Another dimension to profiling buyer personas can be found in psychographic analysis, which goes deeper into customer personalities, values, attitudes and mindsets. Marty Weintraub of aimClear has been doing fascinating work using psychographic targeting in social media, which he covers in depth in his blog. Some of the lifestyle dimensions you may want to add to your customer persona profile are listed in the diagram below.

lifestyle dimensions for buyer personas

As you compile the data you will see trends emerge that enable you to group customers into logical segments, such as by business function or media preferences. By now you will have enough information to create a narrative biography of 5-7 typical customers. Some organizations add a photo and name to the profiles to make the personas more real and personal.
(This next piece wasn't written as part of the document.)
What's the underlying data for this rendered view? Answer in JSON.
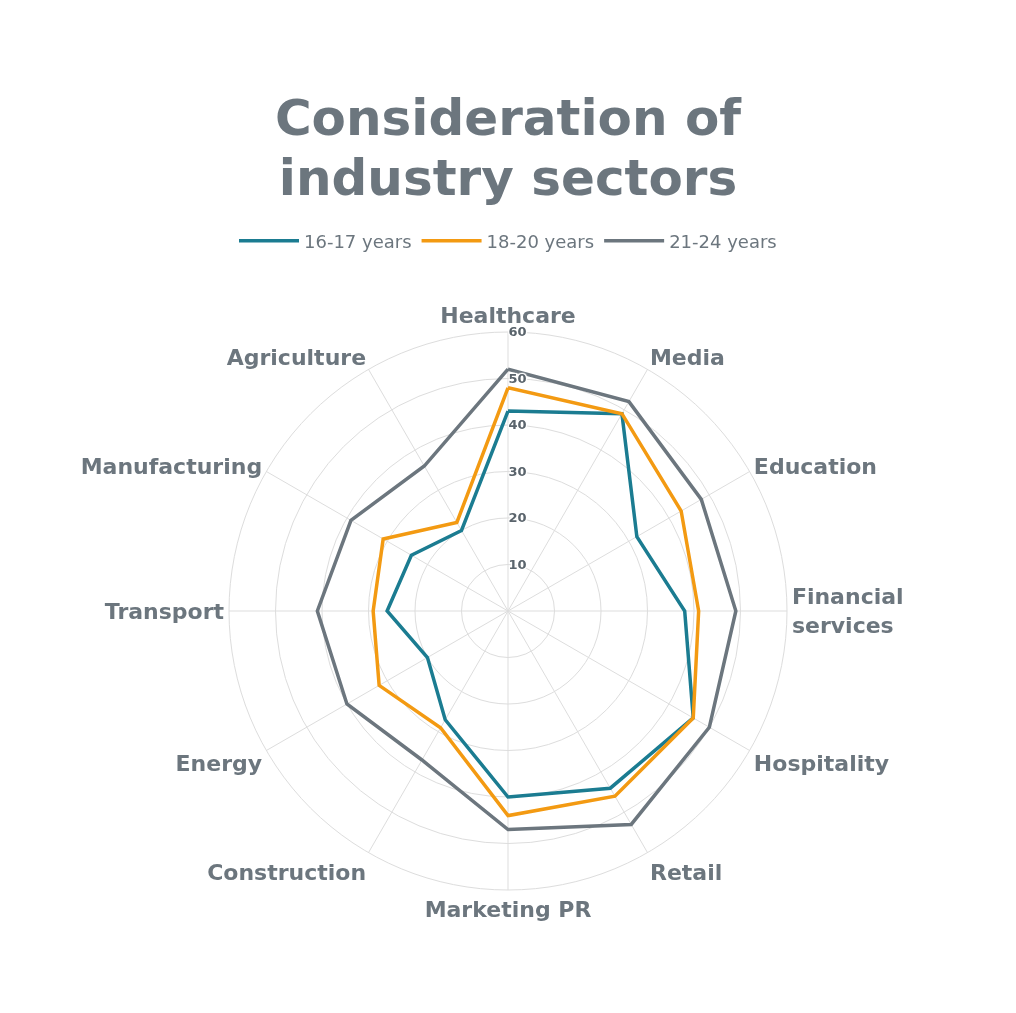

Sources for capturing persona data

Gathering information for your customer profiles is not as difficult as it may seem. There are several sources you can tap:

  • Surveys and interviews of customers, prospects and frontline employees
  • Website and social media analytics
  • Conversion data
  • Keyword research
  • Demographics firms
  • Blog and social media engagement metrics
  • Social listening and monitoring

Putting personas to use

Originally personas were developed for software and web user interface design. For the marketer there are many other strategic benefits, such as:

  1. Aiding keyword research
  2. Content planning for websites, social media and company blog topics
  3. Focused messaging of news and press releases, video and podcasts
  4. Email marketing and e-newsletter publishing
  5. Lead management: generating and nurturing leads for the marketing funnel
  6. Customer service content
  7. Targeting paid search advertising
  8. Conversion rate optimization, landing pages and calls-to-action

Developing buyer personas is no longer the academic exercise once dismissed by some. It is a key success factor in creating content that won’t be ignored on the Web.

Tell me what you think. What data are you using for identifying customer personas? Are you using them in other strategic ways?